Alfred Edgar Smith (December 2, 1903 – May 26, 1986) was a journalist and civil rights leader who founded the Capital Press Club, a professional organization for Black journalists. He served in several New Deal agencies and came to be known as Harry Hopkins's "right hand man."

==Biography==
Smith was born in Hot Springs, Arkansas on December 2, 1903, to Jesse Rufus and Mamie Johnson Smith, and his father was born in slavery.
It was during Smith's time at Howard University, which he entered in 1920 and from which he earned BA and MA degrees, that Smith became aware of and began advocating for West Indians who were discriminated against. W.E.B Du Bois, then the editor of Crisis Magazine encouraged Smith to write an essay about their treatment, and the article was published in Opportunity, a magazine published by the Urban League in 1933.

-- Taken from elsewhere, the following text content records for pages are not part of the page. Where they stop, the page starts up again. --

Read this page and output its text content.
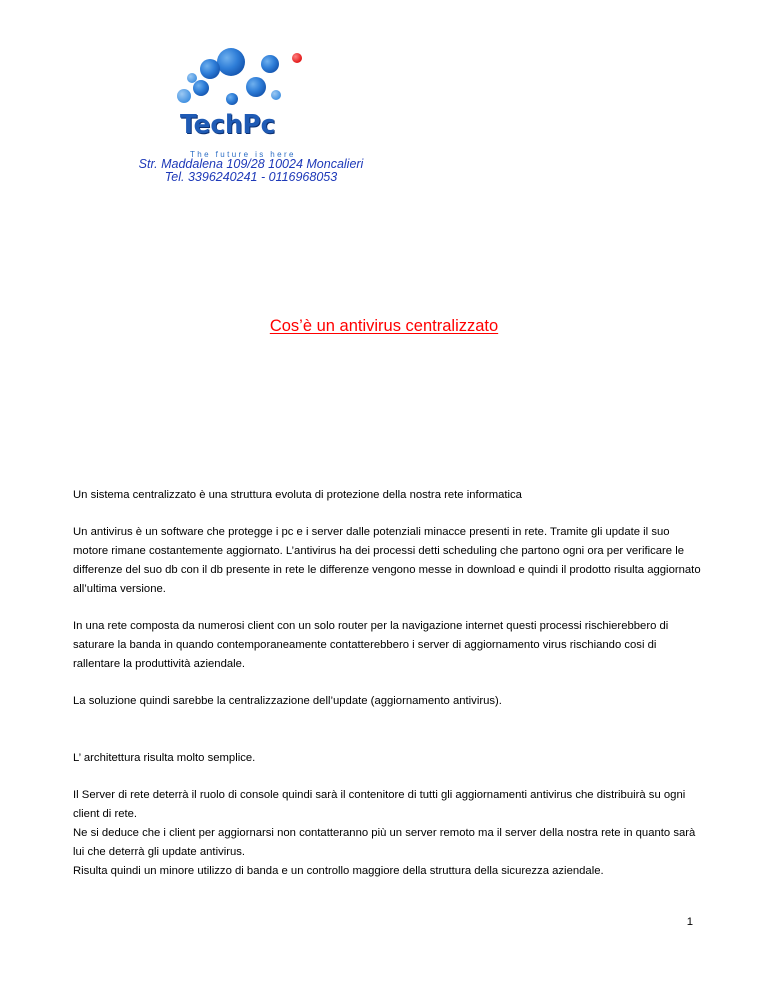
TechPc
The future is here
Str. Maddalena 109/28 10024 Moncalieri
Tel. 3396240241 - 0116968053
Cos’è un antivirus centralizzato

Un sistema centralizzato è una struttura evoluta di protezione della nostra rete informatica

Un antivirus è un software che protegge i pc e i server dalle potenziali minacce presenti in rete. Tramite gli update il suo motore rimane costantemente aggiornato. L’antivirus ha dei processi detti scheduling che partono ogni ora per verificare le differenze del suo db con il db presente in rete le differenze vengono messe in download e quindi il prodotto risulta aggiornato all’ultima versione.

In una rete composta da numerosi client con un solo router per la navigazione internet questi processi rischierebbero di saturare la banda in quando contemporaneamente contatterebbero i server di aggiornamento virus rischiando cosi di rallentare la produttività aziendale.

La soluzione quindi sarebbe la centralizzazione dell’update (aggiornamento antivirus).

L’ architettura risulta molto semplice.

Il Server di rete deterrà il ruolo di console quindi sarà il contenitore di tutti gli aggiornamenti antivirus che distribuirà su ogni client di rete.

Ne si deduce che i client per aggiornarsi non contatteranno più un server remoto ma il server della nostra rete in quanto sarà lui che deterrà gli update antivirus.

Risulta quindi un minore utilizzo di banda e un controllo maggiore della struttura della sicurezza aziendale.

1
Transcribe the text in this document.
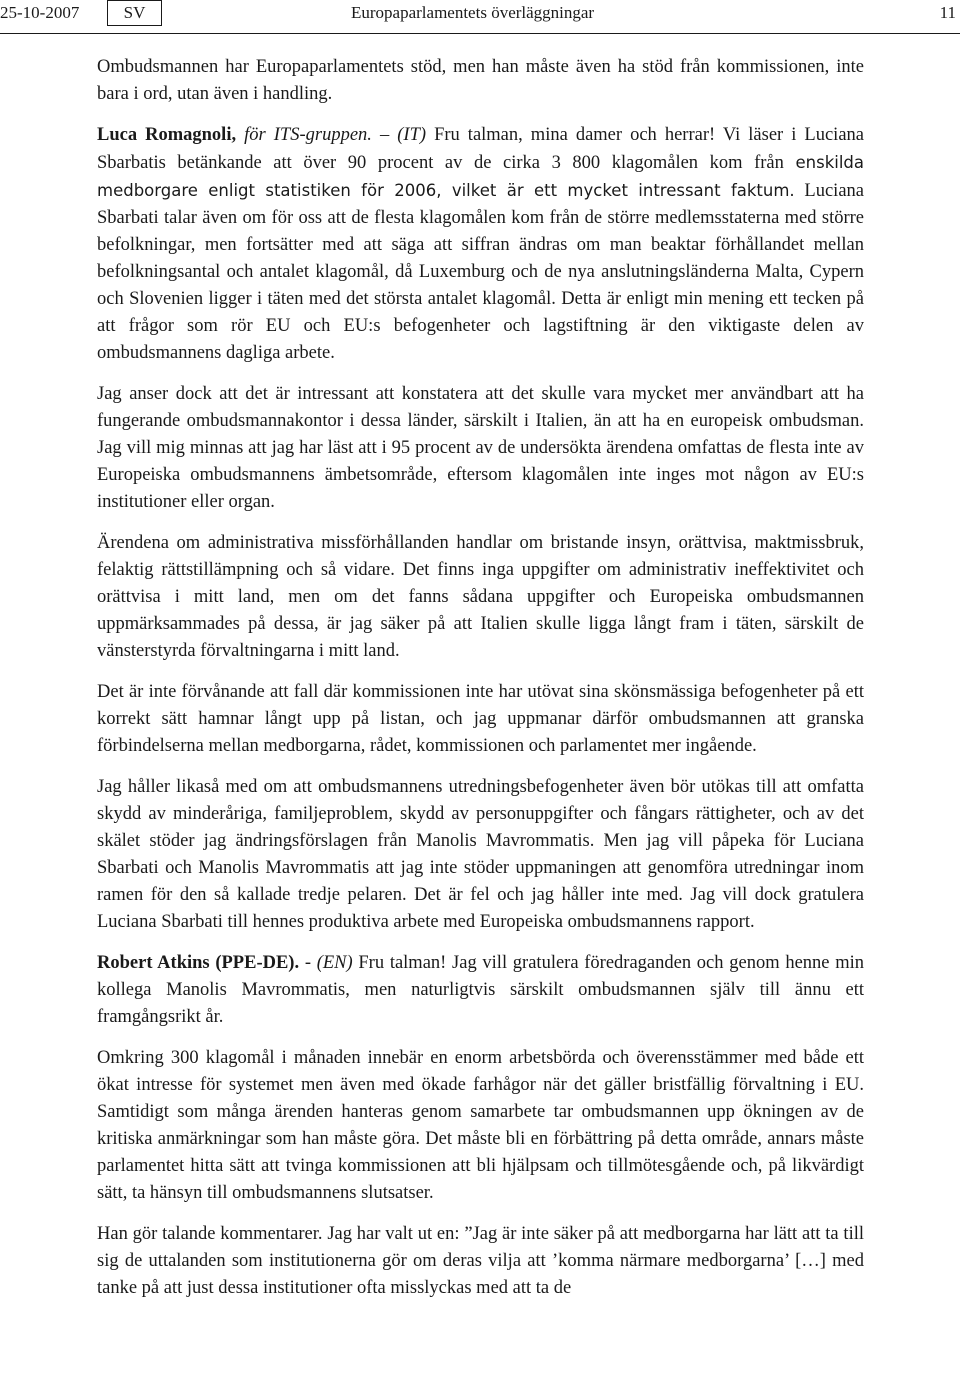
25-10-2007	SV	Europaparlamentets överläggningar	11

Ombudsmannen har Europaparlamentets stöd, men han måste även ha stöd från kommissionen, inte bara i ord, utan även i handling.

Luca Romagnoli, för ITS-gruppen. – (IT) Fru talman, mina damer och herrar! Vi läser i Luciana Sbarbatis betänkande att över 90 procent av de cirka 3 800 klagomålen kom från enskilda medborgare enligt statistiken för 2006, vilket är ett mycket intressant faktum. Luciana Sbarbati talar även om för oss att de flesta klagomålen kom från de större medlemsstaterna med större befolkningar, men fortsätter med att säga att siffran ändras om man beaktar förhållandet mellan befolkningsantal och antalet klagomål, då Luxemburg och de nya anslutningsländerna Malta, Cypern och Slovenien ligger i täten med det största antalet klagomål. Detta är enligt min mening ett tecken på att frågor som rör EU och EU:s befogenheter och lagstiftning är den viktigaste delen av ombudsmannens dagliga arbete.

Jag anser dock att det är intressant att konstatera att det skulle vara mycket mer användbart att ha fungerande ombudsmannakontor i dessa länder, särskilt i Italien, än att ha en europeisk ombudsman. Jag vill mig minnas att jag har läst att i 95 procent av de undersökta ärendena omfattas de flesta inte av Europeiska ombudsmannens ämbetsområde, eftersom klagomålen inte inges mot någon av EU:s institutioner eller organ.

Ärendena om administrativa missförhållanden handlar om bristande insyn, orättvisa, maktmissbruk, felaktig rättstillämpning och så vidare. Det finns inga uppgifter om administrativ ineffektivitet och orättvisa i mitt land, men om det fanns sådana uppgifter och Europeiska ombudsmannen uppmärksammades på dessa, är jag säker på att Italien skulle ligga långt fram i täten, särskilt de vänsterstyrda förvaltningarna i mitt land.

Det är inte förvånande att fall där kommissionen inte har utövat sina skönsmässiga befogenheter på ett korrekt sätt hamnar långt upp på listan, och jag uppmanar därför ombudsmannen att granska förbindelserna mellan medborgarna, rådet, kommissionen och parlamentet mer ingående.

Jag håller likaså med om att ombudsmannens utredningsbefogenheter även bör utökas till att omfatta skydd av minderåriga, familjeproblem, skydd av personuppgifter och fångars rättigheter, och av det skälet stöder jag ändringsförslagen från Manolis Mavrommatis. Men jag vill påpeka för Luciana Sbarbati och Manolis Mavrommatis att jag inte stöder uppmaningen att genomföra utredningar inom ramen för den så kallade tredje pelaren. Det är fel och jag håller inte med. Jag vill dock gratulera Luciana Sbarbati till hennes produktiva arbete med Europeiska ombudsmannens rapport.

Robert Atkins (PPE-DE). - (EN) Fru talman! Jag vill gratulera föredraganden och genom henne min kollega Manolis Mavrommatis, men naturligtvis särskilt ombudsmannen själv till ännu ett framgångsrikt år.

Omkring 300 klagomål i månaden innebär en enorm arbetsbörda och överensstämmer med både ett ökat intresse för systemet men även med ökade farhågor när det gäller bristfällig förvaltning i EU. Samtidigt som många ärenden hanteras genom samarbete tar ombudsmannen upp ökningen av de kritiska anmärkningar som han måste göra. Det måste bli en förbättring på detta område, annars måste parlamentet hitta sätt att tvinga kommissionen att bli hjälpsam och tillmötesgående och, på likvärdigt sätt, ta hänsyn till ombudsmannens slutsatser.

Han gör talande kommentarer. Jag har valt ut en: ”Jag är inte säker på att medborgarna har lätt att ta till sig de uttalanden som institutionerna gör om deras vilja att ’komma närmare medborgarna’ […] med tanke på att just dessa institutioner ofta misslyckas med att ta de
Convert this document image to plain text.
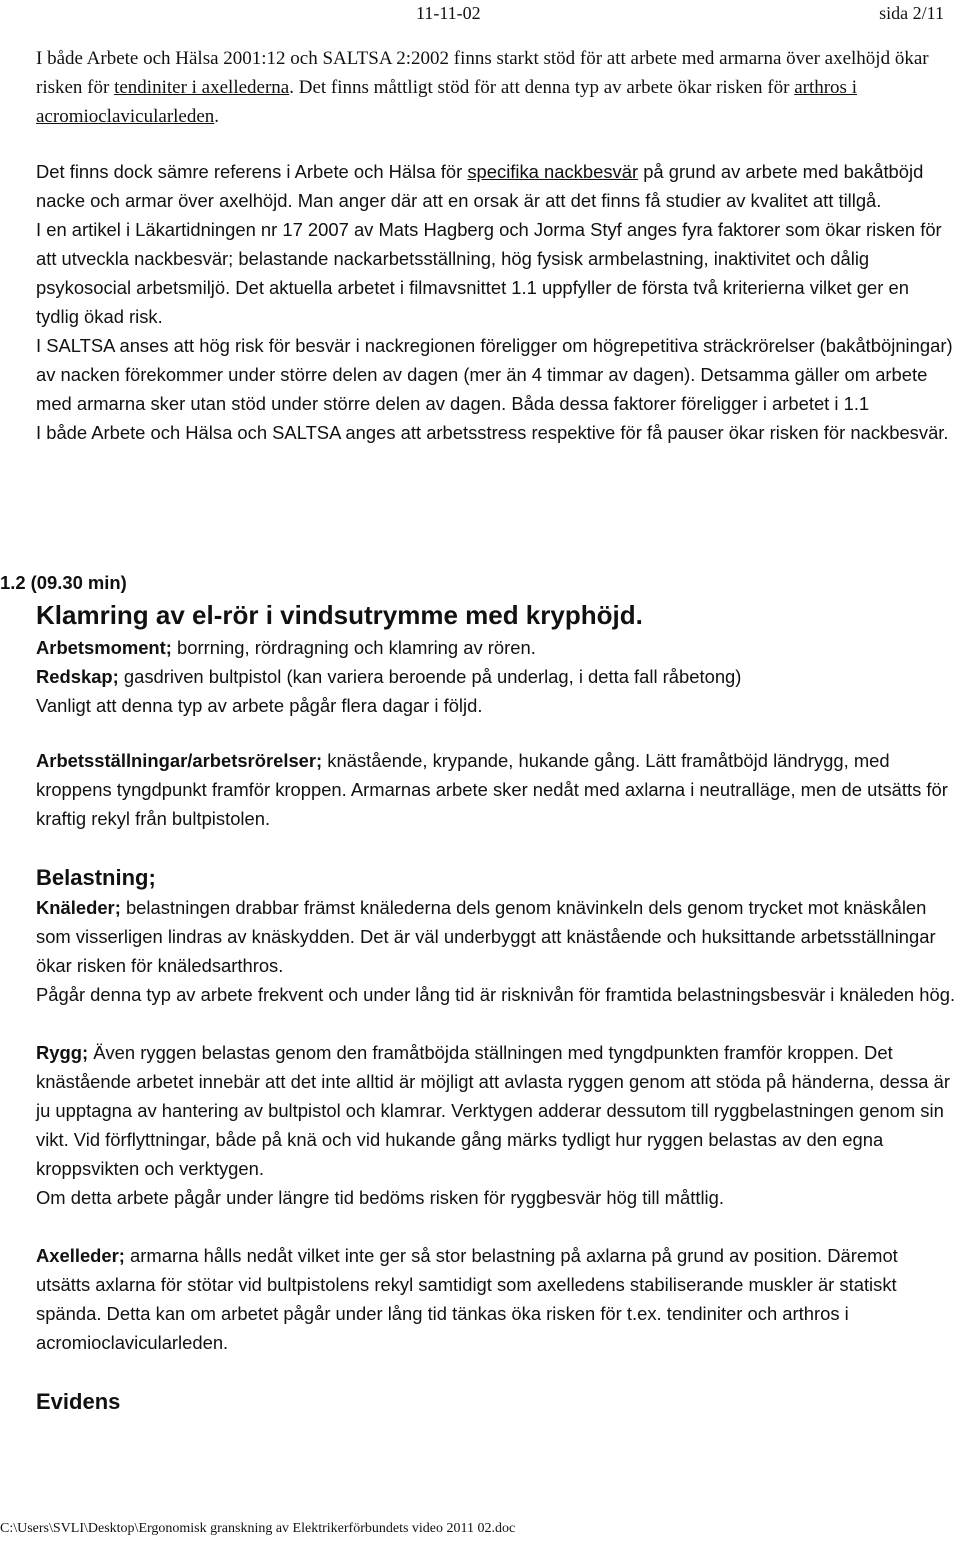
11-11-02	sida 2/11

I både Arbete och Hälsa 2001:12 och SALTSA 2:2002 finns starkt stöd för att arbete med armarna över axelhöjd ökar risken för tendiniter i axellederna. Det finns måttligt stöd för att denna typ av arbete ökar risken för arthros i acromioclavicularleden.

Det finns dock sämre referens i Arbete och Hälsa för specifika nackbesvär på grund av arbete med bakåtböjd nacke och armar över axelhöjd. Man anger där att en orsak är att det finns få studier av kvalitet att tillgå.

I en artikel i Läkartidningen nr 17 2007 av Mats Hagberg och Jorma Styf anges fyra faktorer som ökar risken för att utveckla nackbesvär; belastande nackarbetsställning, hög fysisk armbelastning, inaktivitet och dålig psykosocial arbetsmiljö. Det aktuella arbetet i filmavsnittet 1.1 uppfyller de första två kriterierna vilket ger en tydlig ökad risk.

I SALTSA anses att hög risk för besvär i nackregionen föreligger om högrepetitiva sträckrörelser (bakåtböjningar) av nacken förekommer under större delen av dagen (mer än 4 timmar av dagen). Detsamma gäller om arbete med armarna sker utan stöd under större delen av dagen. Båda dessa faktorer föreligger i arbetet i 1.1

I både Arbete och Hälsa och SALTSA anges att arbetsstress respektive för få pauser ökar risken för nackbesvär.

1.2 (09.30 min)
Klamring av el-rör i vindsutrymme med kryphöjd.

Arbetsmoment; borrning, rördragning och klamring av rören.

Redskap; gasdriven bultpistol (kan variera beroende på underlag, i detta fall råbetong)

Vanligt att denna typ av arbete pågår flera dagar i följd.

Arbetsställningar/arbetsrörelser; knästående, krypande, hukande gång. Lätt framåtböjd ländrygg, med kroppens tyngdpunkt framför kroppen. Armarnas arbete sker nedåt med axlarna i neutralläge, men de utsätts för kraftig rekyl från bultpistolen.

Belastning;

Knäleder; belastningen drabbar främst knälederna dels genom knävinkeln dels genom trycket mot knäskålen som visserligen lindras av knäskydden. Det är väl underbyggt att knästående och huksittande arbetsställningar ökar risken för knäledsarthros.

Pågår denna typ av arbete frekvent och under lång tid är risknivån för framtida belastningsbesvär i knäleden hög.

Rygg; Även ryggen belastas genom den framåtböjda ställningen med tyngdpunkten framför kroppen. Det knästående arbetet innebär att det inte alltid är möjligt att avlasta ryggen genom att stöda på händerna, dessa är ju upptagna av hantering av bultpistol och klamrar. Verktygen adderar dessutom till ryggbelastningen genom sin vikt. Vid förflyttningar, både på knä och vid hukande gång märks tydligt hur ryggen belastas av den egna kroppsvikten och verktygen.

Om detta arbete pågår under längre tid bedöms risken för ryggbesvär hög till måttlig.

Axelleder; armarna hålls nedåt vilket inte ger så stor belastning på axlarna på grund av position. Däremot utsätts axlarna för stötar vid bultpistolens rekyl samtidigt som axelledens stabiliserande muskler är statiskt spända. Detta kan om arbetet pågår under lång tid tänkas öka risken för t.ex. tendiniter och arthros i acromioclavicularleden.

Evidens
C:\Users\SVLI\Desktop\Ergonomisk granskning av Elektrikerförbundets video 2011 02.doc
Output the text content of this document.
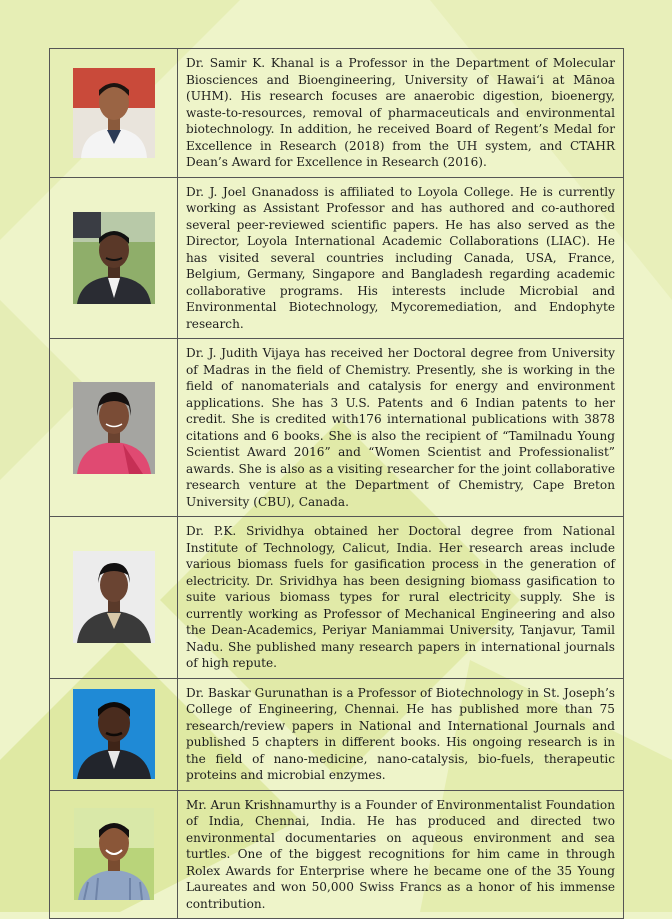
	Dr. Samir K. Khanal is a Professor in the Department of Molecular Biosciences and Bioengineering, University of Hawaiʻi at Mānoa (UHM). His research focuses are anaerobic digestion, bioenergy, waste-to-resources, removal of pharmaceuticals and environmental biotechnology. In addition, he received Board of Regent’s Medal for Excellence in Research (2018) from the UH system, and CTAHR Dean’s Award for Excellence in Research (2016).

	Dr. J. Joel Gnanadoss is affiliated to Loyola College. He is currently working as Assistant Professor and has authored and co-authored several peer-reviewed scientific papers. He has also served as the Director, Loyola International Academic Collaborations (LIAC). He has visited several countries including Canada, USA, France, Belgium, Germany, Singapore and Bangladesh regarding academic collaborative programs. His interests include Microbial and Environmental Biotechnology, Mycoremediation, and Endophyte research.

	Dr. J. Judith Vijaya has received her Doctoral degree from University of Madras in the field of Chemistry. Presently, she is working in the field of nanomaterials and catalysis for energy and environment applications. She has 3 U.S. Patents and 6 Indian patents to her credit. She is credited with176 international publications with 3878 citations and 6 books. She is also the recipient of “Tamilnadu Young Scientist Award 2016” and “Women Scientist and Professionalist” awards. She is also as a visiting researcher for the joint collaborative research venture at the Department of Chemistry, Cape Breton University (CBU), Canada.

	Dr. P.K. Srividhya obtained her Doctoral degree from National Institute of Technology, Calicut, India. Her research areas include various biomass fuels for gasification process in the generation of electricity. Dr. Srividhya has been designing biomass gasification to suite various biomass types for rural electricity supply. She is currently working as Professor of Mechanical Engineering and also the Dean-Academics, Periyar Maniammai University, Tanjavur, Tamil Nadu. She published many research papers in international journals of high repute.

	Dr. Baskar Gurunathan is a Professor of Biotechnology in St. Joseph’s College of Engineering, Chennai. He has published more than 75 research/review papers in National and International Journals and published 5 chapters in different books. His ongoing research is in the field of nano-medicine, nano-catalysis, bio-fuels, therapeutic proteins and microbial enzymes.

	Mr. Arun Krishnamurthy is a Founder of Environmentalist Foundation of India, Chennai, India. He has produced and directed two environmental documentaries on aqueous environment and sea turtles. One of the biggest recognitions for him came in through Rolex Awards for Enterprise where he became one of the 35 Young Laureates and won 50,000 Swiss Francs as a honor of his immense contribution.
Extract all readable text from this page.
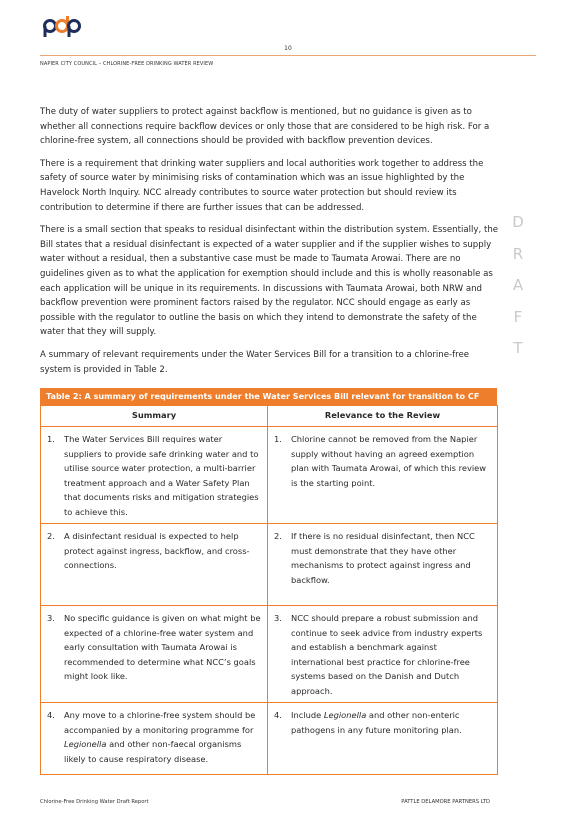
10
NAPIER CITY COUNCIL – CHLORINE-FREE DRINKING WATER REVIEW

The duty of water suppliers to protect against backflow is mentioned, but no guidance is given as to whether all connections require backflow devices or only those that are considered to be high risk. For a chlorine-free system, all connections should be provided with backflow prevention devices.

There is a requirement that drinking water suppliers and local authorities work together to address the safety of source water by minimising risks of contamination which was an issue highlighted by the Havelock North Inquiry. NCC already contributes to source water protection but should review its contribution to determine if there are further issues that can be addressed.

There is a small section that speaks to residual disinfectant within the distribution system. Essentially, the Bill states that a residual disinfectant is expected of a water supplier and if the supplier wishes to supply water without a residual, then a substantive case must be made to Taumata Arowai. There are no guidelines given as to what the application for exemption should include and this is wholly reasonable as each application will be unique in its requirements. In discussions with Taumata Arowai, both NRW and backflow prevention were prominent factors raised by the regulator. NCC should engage as early as possible with the regulator to outline the basis on which they intend to demonstrate the safety of the water that they will supply.

A summary of relevant requirements under the Water Services Bill for a transition to a chlorine-free system is provided in Table 2.

D
R
A
F
T
Table 2: A summary of requirements under the Water Services Bill relevant for transition to CF
Summary	Relevance to the Review

1. The Water Services Bill requires water suppliers to provide safe drinking water and to utilise source water protection, a multi-barrier treatment approach and a Water Safety Plan that documents risks and mitigation strategies to achieve this.	1. Chlorine cannot be removed from the Napier supply without having an agreed exemption plan with Taumata Arowai, of which this review is the starting point.

2. A disinfectant residual is expected to help protect against ingress, backflow, and cross-connections.	2. If there is no residual disinfectant, then NCC must demonstrate that they have other mechanisms to protect against ingress and backflow.

3. No specific guidance is given on what might be expected of a chlorine-free water system and early consultation with Taumata Arowai is recommended to determine what NCC’s goals might look like.	3. NCC should prepare a robust submission and continue to seek advice from industry experts and establish a benchmark against international best practice for chlorine-free systems based on the Danish and Dutch approach.

4. Any move to a chlorine-free system should be accompanied by a monitoring programme for Legionella and other non-faecal organisms likely to cause respiratory disease.	4. Include Legionella and other non-enteric pathogens in any future monitoring plan.
Chlorine-Free Drinking Water Draft Report	PATTLE DELAMORE PARTNERS LTD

Following graduation, Smith worked at both the Federal Emergency Relief Administration and Works Progress Administration and later served on President Franklin Delano Roosevelt's unofficial Federal Council of Negro Affairs (the "Black Cabinet") where he addressed issues of Black unemployment. Later in his career, Smith was a columnist and bureau chief for the Chicago Defender where he continued to cover Howard University. He also wrote for Negro Digest and Ebony.

Smith married the former Lula Jackson in 1942. Smith died on May 26, 1986, at George Washington University Hospital and is buried in Rock Creek Cemetery.